Конечно, воины ранее враждебных кланов не пили вместе и не обнимались на каждом углу, но и схватки из-за косого взгляда больше не вспыхивали. В причинах такого всеобщего благодушия срочно нужно было разобраться! Ответы мог дать Микке.
Где искать саами после тяжелого боя? Конечно — в сауне!
Небольшой аккуратный сруб с резным коньком на крыше из дранки, изящными наличниками, маленькими окошечками, просторным предбанником и настоящей, саамской парилкой стоял на окраине квартала Корхоненов, рядом с искусственным прудом. Из печной трубы валил густой дым, снег вокруг сауны растаял шагов на пять окрест.
Аркан с опаской взялся за дверную ручку — жар шибал в лицо даже на улице!

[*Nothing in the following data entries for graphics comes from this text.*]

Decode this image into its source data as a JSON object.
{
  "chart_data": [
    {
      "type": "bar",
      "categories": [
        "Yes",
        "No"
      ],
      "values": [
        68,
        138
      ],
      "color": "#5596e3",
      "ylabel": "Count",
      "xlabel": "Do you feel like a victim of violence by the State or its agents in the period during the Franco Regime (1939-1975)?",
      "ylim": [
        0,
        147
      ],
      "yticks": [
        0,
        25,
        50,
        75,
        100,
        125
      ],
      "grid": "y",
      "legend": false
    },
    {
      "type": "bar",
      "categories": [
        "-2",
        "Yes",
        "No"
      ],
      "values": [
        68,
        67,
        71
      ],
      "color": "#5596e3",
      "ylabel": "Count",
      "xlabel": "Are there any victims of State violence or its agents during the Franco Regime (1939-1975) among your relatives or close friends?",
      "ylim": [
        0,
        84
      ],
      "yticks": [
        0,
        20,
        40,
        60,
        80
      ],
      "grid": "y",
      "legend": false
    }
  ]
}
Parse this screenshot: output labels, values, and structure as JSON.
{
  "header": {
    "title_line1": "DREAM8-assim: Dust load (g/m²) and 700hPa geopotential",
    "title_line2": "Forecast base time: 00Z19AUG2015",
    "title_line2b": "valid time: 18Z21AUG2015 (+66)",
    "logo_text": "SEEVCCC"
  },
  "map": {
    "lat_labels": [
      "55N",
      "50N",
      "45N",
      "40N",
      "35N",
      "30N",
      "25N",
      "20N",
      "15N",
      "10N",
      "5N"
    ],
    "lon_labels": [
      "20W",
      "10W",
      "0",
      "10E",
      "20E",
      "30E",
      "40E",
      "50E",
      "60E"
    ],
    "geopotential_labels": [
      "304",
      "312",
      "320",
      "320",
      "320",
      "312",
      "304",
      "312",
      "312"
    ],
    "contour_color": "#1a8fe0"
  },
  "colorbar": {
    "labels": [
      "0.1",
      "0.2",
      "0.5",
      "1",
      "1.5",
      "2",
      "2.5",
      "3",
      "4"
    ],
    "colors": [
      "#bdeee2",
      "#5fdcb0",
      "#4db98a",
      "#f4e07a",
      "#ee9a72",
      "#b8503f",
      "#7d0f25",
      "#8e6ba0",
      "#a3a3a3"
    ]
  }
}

Ярвинен сидел на скамье, в парилке, обмотав бедра льняной простыней, в окружении горячего пара, дубовых запахов и прекрасных дев с пышными формами, на которых эти самые простыни смотрелись очень интригующе. Девы обрабатывали раны молодого воителя и кокетливо улыбались. На мощной груди Микке болтался кулон на цепочке — подарок Сибиллы. Амулет благодаря своим магическим свойствам не нагревался в адском нутре сауны, и не обжигал кожу сентиментального северянина.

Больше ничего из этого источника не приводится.